The China Association of Automobile Manufacturers said Monday that it expects passenger vehicle sales to rise 8% to 21.25 million vehicles this year, compared with 9.9% growth in 2014. While that pace would be strong compared with weaker markets such as Western Europe and the U.S., it still marks a sharp slowdown from a 16% gain in 2013 and even higher rates in some previous years.

By comparison, U.S. sales last year rose 5.9% from the year earlier to 16.5 million cars and light trucks, helped by low fuel prices and low interest rates.

Analysts predict that China’s slowing growth will weigh on auto sales over the course of the year. China’s gross domestic product is widely expected to rise 7.3% in 2014, the weakest since 1990, and further deceleration is likely, said economists.

“Sales growth of sedans has almost stalled in recent months because buyers are more vulnerable to economic swings,” said Yale Zhang, managing director of consulting firm Automotive Foresight. In 2014, China’s sedan sales grew only 3% from a year earlier to 12.4 million cars.

Dealers including Xie Zongwei agreed. “People are asking for greater discounts. I feel it’s getting more difficult to sell cars,” said Mr. Xie, who sells Chevrolet, Hyundai and Chinese domestic brand Geely in the northern city of Handan in Hebei province.

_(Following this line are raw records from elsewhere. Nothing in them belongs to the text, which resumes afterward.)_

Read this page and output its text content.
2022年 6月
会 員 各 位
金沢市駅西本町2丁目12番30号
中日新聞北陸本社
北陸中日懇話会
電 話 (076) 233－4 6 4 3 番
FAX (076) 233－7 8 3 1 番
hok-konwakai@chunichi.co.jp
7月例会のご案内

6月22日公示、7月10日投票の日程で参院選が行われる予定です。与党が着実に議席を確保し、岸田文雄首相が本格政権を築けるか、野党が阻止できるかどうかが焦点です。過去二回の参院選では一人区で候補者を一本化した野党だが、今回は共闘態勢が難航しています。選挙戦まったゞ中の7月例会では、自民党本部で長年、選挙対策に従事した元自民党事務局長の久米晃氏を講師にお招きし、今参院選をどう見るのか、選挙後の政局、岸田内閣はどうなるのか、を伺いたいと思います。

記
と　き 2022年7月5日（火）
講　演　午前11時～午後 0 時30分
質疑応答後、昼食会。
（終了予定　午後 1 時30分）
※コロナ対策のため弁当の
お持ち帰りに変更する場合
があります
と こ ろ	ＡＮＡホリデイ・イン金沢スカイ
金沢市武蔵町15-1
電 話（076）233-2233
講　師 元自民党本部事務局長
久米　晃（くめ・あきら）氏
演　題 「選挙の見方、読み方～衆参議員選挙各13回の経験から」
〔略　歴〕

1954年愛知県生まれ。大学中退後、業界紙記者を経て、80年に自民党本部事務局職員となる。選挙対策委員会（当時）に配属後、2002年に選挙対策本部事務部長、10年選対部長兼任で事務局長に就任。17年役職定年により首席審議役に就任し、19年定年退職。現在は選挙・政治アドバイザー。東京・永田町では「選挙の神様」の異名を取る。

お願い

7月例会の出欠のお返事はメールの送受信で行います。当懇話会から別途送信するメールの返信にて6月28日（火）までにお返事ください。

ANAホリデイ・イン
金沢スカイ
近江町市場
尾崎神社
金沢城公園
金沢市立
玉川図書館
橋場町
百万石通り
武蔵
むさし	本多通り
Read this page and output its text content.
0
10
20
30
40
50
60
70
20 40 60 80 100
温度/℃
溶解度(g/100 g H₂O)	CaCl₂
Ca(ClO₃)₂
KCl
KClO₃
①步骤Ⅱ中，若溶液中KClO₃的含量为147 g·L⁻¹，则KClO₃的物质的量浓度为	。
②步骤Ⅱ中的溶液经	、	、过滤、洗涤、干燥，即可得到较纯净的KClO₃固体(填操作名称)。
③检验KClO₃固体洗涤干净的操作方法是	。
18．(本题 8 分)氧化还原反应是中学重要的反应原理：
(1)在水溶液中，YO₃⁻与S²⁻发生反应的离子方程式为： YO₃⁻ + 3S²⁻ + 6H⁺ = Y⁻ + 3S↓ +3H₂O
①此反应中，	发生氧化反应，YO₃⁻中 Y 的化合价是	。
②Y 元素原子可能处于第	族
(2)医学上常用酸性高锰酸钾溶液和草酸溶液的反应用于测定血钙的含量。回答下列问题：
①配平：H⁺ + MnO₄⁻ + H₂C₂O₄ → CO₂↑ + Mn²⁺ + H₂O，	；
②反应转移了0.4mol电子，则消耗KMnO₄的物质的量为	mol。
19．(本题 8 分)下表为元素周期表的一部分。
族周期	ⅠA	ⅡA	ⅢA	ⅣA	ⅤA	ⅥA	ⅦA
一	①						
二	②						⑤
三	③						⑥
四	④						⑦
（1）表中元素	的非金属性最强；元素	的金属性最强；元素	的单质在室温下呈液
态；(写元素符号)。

The China auto association sees a somewhat brighter outlook for commercial vehicles, which are dependent on the property market. Overall, it expects total sales of passenger and commercial vehicles this year to rise 7% from 2014 to 25.13 million, compared with 6.9% last year.

ENLARGE

The industry group’s estimates are largely in line with analysts. Business Monitor International, a unit of Fitch Group, expected growth in China’s passenger car sales to slow to 7% this year. LMC Automotive forecast a 9% rise for the passenger car market and IHS Automotive forecast an 8% rise.

In addition to the economic deceleration, demand for cars is taking a hit from the increasing number of cities placing restrictions on car sales to tackle their worsening air pollution and traffic problems.

In December, the affluent southern city of Shenzhen joined other major urban centers in curbing car purchases. The city now caps the number of new cars to 100,000 vehicles a year, less than half of an estimated 250,000 new vehicles sold in 2014.

Cities that may follow suit this year include Chengdu, Suzhou, Nanjing and Xian, said Ways Consulting Co., a Guangzhou-based consulting firm focused on the Chinese automotive industry. Each of the cities has had more than 100 autos per kilometer on the road, said the consultancy, adding that the four cities sold more than 1.2 million new cars in the first 10 months of 2014.

The association’s figures track vehicles shipped to dealers rather than sold to consumers, and rising inventories in dealer lots suggest an increasing number of cars is going unsold. Latest data from the China Automobile Dealers Association show that stockpiles at China’s more than 22,000 dealerships jumped to 55 days of sales in November, up from 44 days in October and the highest level since June 2012.

“In a sense, this can be construed as taking demand from the future,” said Anna-Marie Baisden, an analyst at Business Monitor International.